Tuesday, March 16, 2010

Allowing Change

Interesting how much we change. Throughout this whole blogging thing, I have been quite introspective. I have taken many looks within, without, forward and backward. The look back sometimes has been scary. Sometimes fun. Sometimes surreal. But mostly challenging.

I recall when my wife and I got married we were at a different time of our lives—a way different time. We'd met in our, well my, late twenties. We were whooping it up quite a bit—sans kids, sans house, sans a bunch. Then one afternoon, we had a unique conversation about who and what we are, what we believe, and what we hope to be. This changed our relationship. Things were brought into a different light. Surely there continued to be some whooping, but the end game had changed.

When we were about to tie the knot, I had a chance to write a letter to the Pastor who was to marry us. I wanted to bring him inside our relationship. The history. The intimacy. The mistakes. The confidence in the future. I recall sharing with said Pastor that there would be some folks in the "audience" of our ceremony who'd shared some of our more whoopier times. My wife and I made a stand that day as to Who holds our future. We knew that there would be those who would say "I know them", "I know what they are really like", "Surely they won't change".

Even today, as individuals, we grow and we change (which we should). We make life decisions. We do our darndest to take a better path. The question is will others allow it. In our keeping up with the Joneses, we establish such an exterior. Our house is painted a certain color. Shutters just so. The yard trimmed to the best of our abilities. We may even have close relationships which are forgiving of some weeds in our lawn. But, how much change do we allow others to make. And how much will the Joneses allow.

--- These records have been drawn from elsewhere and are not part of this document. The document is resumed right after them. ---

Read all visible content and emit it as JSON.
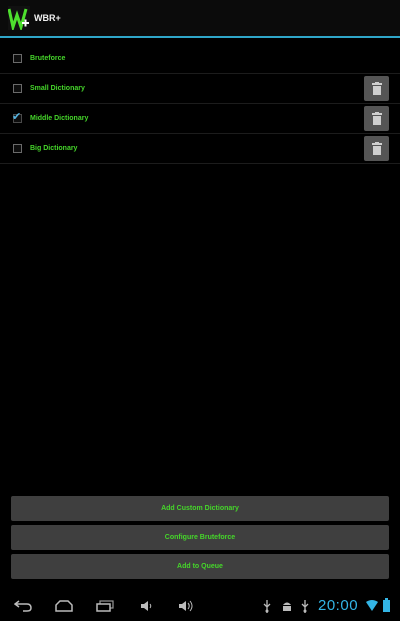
{
  "app": {
    "title": "WBR+"
  },
  "dictionaries": [
    {
      "label": "Bruteforce",
      "checked": false,
      "deletable": false
    },
    {
      "label": "Small Dictionary",
      "checked": false,
      "deletable": true
    },
    {
      "label": "Middle Dictionary",
      "checked": true,
      "deletable": true
    },
    {
      "label": "Big Dictionary",
      "checked": false,
      "deletable": true
    }
  ],
  "buttons": {
    "add_custom": "Add Custom Dictionary",
    "configure": "Configure Bruteforce",
    "add_queue": "Add to Queue"
  },
  "status": {
    "time": "20:00"
  },
  "icons": {
    "delete": "trash-icon",
    "back": "back-icon",
    "home": "home-icon",
    "recent": "recent-apps-icon",
    "vol_down": "volume-down-icon",
    "vol_up": "volume-up-icon",
    "usb": "usb-icon",
    "android": "android-debug-icon",
    "usb2": "usb-icon",
    "wifi": "wifi-icon",
    "battery": "battery-icon"
  },
  "colors": {
    "accent": "#45d62a",
    "holo_blue": "#33b5e5"
  }
}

It is easy for us to keep folks where we know them to be. I am guilty of keeping other people in my own perception of them. Right or wrong. Even as a husband and parent, I don't find it easy to allow for change within my own house.

We find it safe without things or people changing. We like to keep things where we know them to be. It is easier. During Barack Obama's run for the Presidency, he trumpeted "Have the courage to change". Certainly we should keep an eye and heart toward spiritual, intellectual, and physical growth and improvement. I'd also like to trumpet "have the courage to allow others to change."